A couple months later I’m on the porch of our house with Ulan and the baby. The little boy is at the stage where he’s grabbing things with his shaky little hands. Ulan and I don’t care about going out anywhere; we just sit around and listen to the kid gurgle. I’m fifty-eight and a father for the first time. I keep running the arithmetic through my head — not too many years after the boy doesn’t need anyone to wipe his ass for him, I might need that kind of help.

A cab pulls up and don’t ask me how, but I’ve got a funny feeling. Out steps Jack, wearing his loud going-ashore clothes: lime green pants and a pink shirt. He’s got an overnight bag on his shoulder and he’s showing those old yellow teeth in a big grin.

Ulan runs inside to get the place ready for him.

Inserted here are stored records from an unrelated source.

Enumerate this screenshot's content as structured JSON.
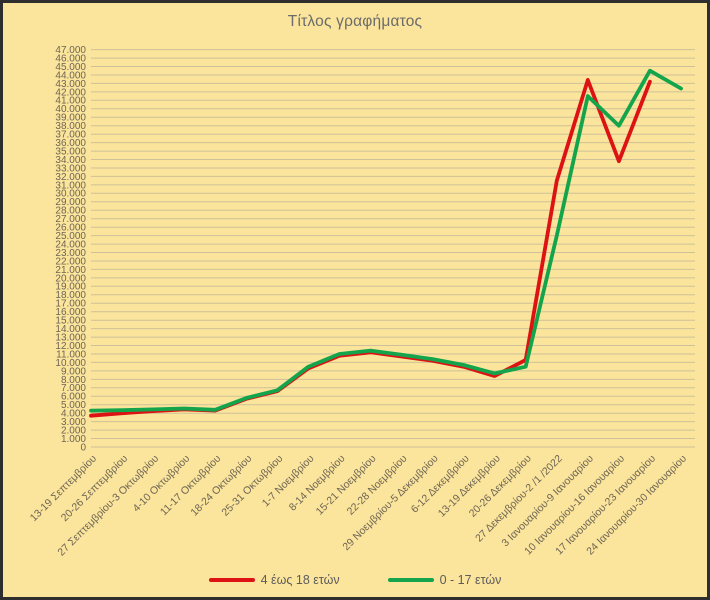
{
  "chart_data": {
    "type": "line",
    "title": "Τίτλος γραφήματος",
    "categories": [
      "13-19 Σεπτεμβρίου",
      "20-26 Σεπτεμβρίου",
      "27 Σεπτεμβρίου-3 Οκτωβρίου",
      "4-10 Οκτωβρίου",
      "11-17 Οκτωβρίου",
      "18-24 Οκτωβρίου",
      "25-31 Οκτωβρίου",
      "1-7 Νοεμβρίου",
      "8-14 Νοεμβρίου",
      "15-21 Νοεμβρίου",
      "22-28 Νοεμβρίου",
      "29 Νοεμβρίου-5 Δεκεμβρίου",
      "6-12 Δεκεμβρίου",
      "13-19 Δεκεμβρίου",
      "20-26 Δεκεμβρίου",
      "27 Δεκεμβρίου-2 /1 /2022",
      "3 Ιανουαρίου-9 Ιανουαρίου",
      "10 Ιανουαρίου-16 Ιανουαρίου",
      "17 Ιανουαρίου-23 Ιανουαρίου",
      "24 Ιανουαρίου-30 Ιανουαρίου"
    ],
    "series": [
      {
        "name": "4 έως 18 ετών",
        "color": "#DD1212",
        "values": [
          3700,
          4000,
          4250,
          4450,
          4300,
          5700,
          6600,
          9300,
          10800,
          11200,
          10700,
          10200,
          9500,
          8400,
          10300,
          31500,
          43400,
          33800,
          43200,
          null
        ]
      },
      {
        "name": "0 - 17 ετών",
        "color": "#14A44C",
        "values": [
          4300,
          4350,
          4450,
          4550,
          4400,
          5800,
          6700,
          9500,
          11000,
          11400,
          10900,
          10400,
          9700,
          8700,
          9500,
          25000,
          41500,
          38000,
          44500,
          42400
        ]
      }
    ],
    "y_axis": {
      "min": 0,
      "max": 47000,
      "step": 1000,
      "tick_labels": [
        "0",
        "1.000",
        "2.000",
        "3.000",
        "4.000",
        "5.000",
        "6.000",
        "7.000",
        "8.000",
        "9.000",
        "10.000",
        "11.000",
        "12.000",
        "13.000",
        "14.000",
        "15.000",
        "16.000",
        "17.000",
        "18.000",
        "19.000",
        "20.000",
        "21.000",
        "22.000",
        "23.000",
        "24.000",
        "25.000",
        "26.000",
        "27.000",
        "28.000",
        "29.000",
        "30.000",
        "31.000",
        "32.000",
        "33.000",
        "34.000",
        "35.000",
        "36.000",
        "37.000",
        "38.000",
        "39.000",
        "40.000",
        "41.000",
        "42.000",
        "43.000",
        "44.000",
        "45.000",
        "46.000",
        "47.000"
      ]
    },
    "grid": "horizontal",
    "legend_position": "bottom",
    "background_color": "#FBE49B",
    "axis_text_color": "#6d6555",
    "gridline_color": "rgba(150,150,150,0.45)"
  }
}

“You’re a long way from Boston, Jack.” He starts in on how he went to see an old buddy in Singapore and since he was in the neighborhood, more or less, just a quick flight across the Straits, he thought he’d drop in. How he got my address I have no idea and I wasn’t going to ask.

Just then Sri comes back from school on the motor scooter I bought her. She salams Jack by bowing a little and putting his hand on her forehead and calls him opa, grandpa.

Jack’s looking down at her like she’s a juicy, little lamb chop on a china plate.

Later Jack and I are sitting on the porch drinking beer. It’s that time of night right after the last call to prayer from the mosques, when everything is quiet and the bats are wheeling around, giving off soft little shrieks.

Jack starts hemming and hawing about how he’s finally ready to settle down with a good woman and make a home. I got right to the point.

“I ain’t putting my wife’s sister through college to be no NMU whore, Jack.”

Of course he starts sputtering about being a serious man with honorable intentions. The thought went through my head that if I brained him with my beer bottle I could square it up with the cops here for not all that much money.

The wedding was a month later. Ulan saw it as another step up for the family and this is a place where little sister does what big sister tells her, especially when both the parents are dead. That’s some wife I have. She was looking ahead to the next generation and the one after it. Anything I had to say about the matter she countered with, “well, he is your friend, isn’t he?”

They did it traditional style, both of them dressed like sultan and princess. I went through the same drill with Ulan a year before. Jack put some money out and they had a Javanese orchestra as well as a rock band for the kids.

The main part of the ceremony is when the guests approach the newlyweds seated on their thrones and sprinkle flower buds over their open hands. There must have been five hundred people there. Nobody seemed upset at the fifty-year difference in ages.

Ulan and I posed for some pictures with the newlyweds (poor Sri, she had an expression on her face just short of terror) and then we went through the flower bud bit. I smiled at Sri, and then when I tossed the buds on Jack’s hands I leaned over and whispered in his ear, still smiling.

“Listen, asshole, if I hear about any faces getting pissed on, I’ll hire a local boy to put a shit-smeared knife in your liver.”

The photographer snapped a shot at that moment and I still have the picture. Two baldheaded, old white guys grinning at each other.

Jack and Sri live right down the road from us. We get together every weekend.

I can’t stand it. I go halfway around the world to get away from the shit that was driving me crazy back home and it follows me here.

My old man was right. After a few shots of Four Roses, when he was halfway in the bag and before he started yelling at my mother, he used to say one thing over and over.

“They’ll never leave you alone, boy. The cocksuckers will never leave you alone.”